If Nigeria can harness agricultural produce for export, it can earn more than what it currently earns from crude oil, immediate past Managing Director of Nahco Free Trade Zone, Mr. Baba Yusuf, has said.

Yusuf said economic diversification was the key to rebuild Nigeria’s economy, noting that increasing quality export of agricultural produce would not only earn Nigeria foreign exchange, but also empower farmers and entrepreneurs economically in rural communities.

He believed what the federal government needed was to sustain the encouragement of the export of these goods through favourable policies, while the country improves its quality standards of productions, processing, storage and other logistics, regulations and our overall global competitiveness. Key also, according to him, is the reduction of the cost of doing business.

“Let me take this from the point of view of the global economic realities and necessities. Hydrocarbons are taking the back seats in driving the global economy and in the next few years, we are going to see more and more the reality of diversification. And looking at diversification as the key driver of the economy, going forward, one would expect that the way to go, is to see how we can influence, trigger and push for outflows and outbound cargo, which is export,” he said.

Yusuf, said significant efforts that had already been made by the federal government in the past three to four years in export of perishable agricultural produce had shown that Nigeria could depend on and it could more than serve as alternative source of foreign exchange.

“You catalyse cargo export for economic development. In the last three to four years that this has been happening we have seen how it has been impacting our economy and more importantly, it has impacted the common man. Go to villages, you will see how the agribusiness is boosting their finances and people are really flourishing and it now brings to reality the need for us to upscale our standardization,” he reasoned.

Yusuf, noted that the major challenge Nigeria had was standardisation, lack of proper storage facilities and lack of proper value addition as well as the right infrastructure.

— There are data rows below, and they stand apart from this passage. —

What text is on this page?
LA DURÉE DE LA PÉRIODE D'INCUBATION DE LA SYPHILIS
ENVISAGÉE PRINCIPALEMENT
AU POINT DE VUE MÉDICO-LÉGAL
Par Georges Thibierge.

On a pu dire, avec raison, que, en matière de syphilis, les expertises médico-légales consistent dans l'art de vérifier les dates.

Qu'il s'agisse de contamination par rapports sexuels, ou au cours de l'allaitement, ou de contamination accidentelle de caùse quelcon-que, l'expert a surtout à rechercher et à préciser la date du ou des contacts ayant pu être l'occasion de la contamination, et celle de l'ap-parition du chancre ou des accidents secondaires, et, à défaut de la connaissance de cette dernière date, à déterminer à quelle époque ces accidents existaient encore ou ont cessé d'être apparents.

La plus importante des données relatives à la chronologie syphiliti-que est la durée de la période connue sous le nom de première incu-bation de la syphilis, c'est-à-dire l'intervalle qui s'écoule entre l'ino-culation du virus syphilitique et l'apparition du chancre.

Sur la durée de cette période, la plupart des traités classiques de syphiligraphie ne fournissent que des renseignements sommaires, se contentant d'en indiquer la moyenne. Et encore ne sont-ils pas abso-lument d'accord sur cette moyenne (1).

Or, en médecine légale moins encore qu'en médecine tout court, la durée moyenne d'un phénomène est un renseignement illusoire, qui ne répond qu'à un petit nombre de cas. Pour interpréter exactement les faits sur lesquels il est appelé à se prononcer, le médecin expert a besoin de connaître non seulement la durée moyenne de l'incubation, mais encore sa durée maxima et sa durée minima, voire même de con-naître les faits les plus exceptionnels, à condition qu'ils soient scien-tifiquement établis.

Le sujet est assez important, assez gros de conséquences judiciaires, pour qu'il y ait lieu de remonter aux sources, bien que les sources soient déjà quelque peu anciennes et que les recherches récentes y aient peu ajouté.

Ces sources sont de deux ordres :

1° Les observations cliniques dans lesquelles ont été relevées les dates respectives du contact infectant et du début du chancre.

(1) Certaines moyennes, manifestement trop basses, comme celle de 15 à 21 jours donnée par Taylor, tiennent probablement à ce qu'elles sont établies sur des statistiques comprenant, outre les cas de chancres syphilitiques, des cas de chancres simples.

“These are very critical. The Executive Orders on Ease of Doing Business have been helpful in improving our business processes. But I think more needs to be done to that effect in terms of execution. And we believe that it is not the sole responsibility of government, but rather a collaboration between private and public sector in trying to see how we can boost our export in terms of agribusiness and in terms of local manufacturing industry,” Yusuf added.

“We expect exponential growth of the Airport Free Trade Zones and indeed the Nigerian aviation sector going forward, especially in terms of exports. The opportunities that the airport free trade zones present to international and local businesses are a lot. One of the critical examples of such opportunities is trans-shipment, where major logistic companies or major organisations that do global businesses can use Lagos as their trans-shipment hub for the entire sub-Sahara Africa or for West Africa.

The former chief executive said free trade zones were highly regulated, noting that compliance with regulations of Nigeria Export Processing Zone Authority (NEPZA) and compliance with Customs regulation was very critical.
“Non-compliance with any of the regulations may lead to the forfeiture of operating license and probably prosecution and therefore compliance is very important,” he added.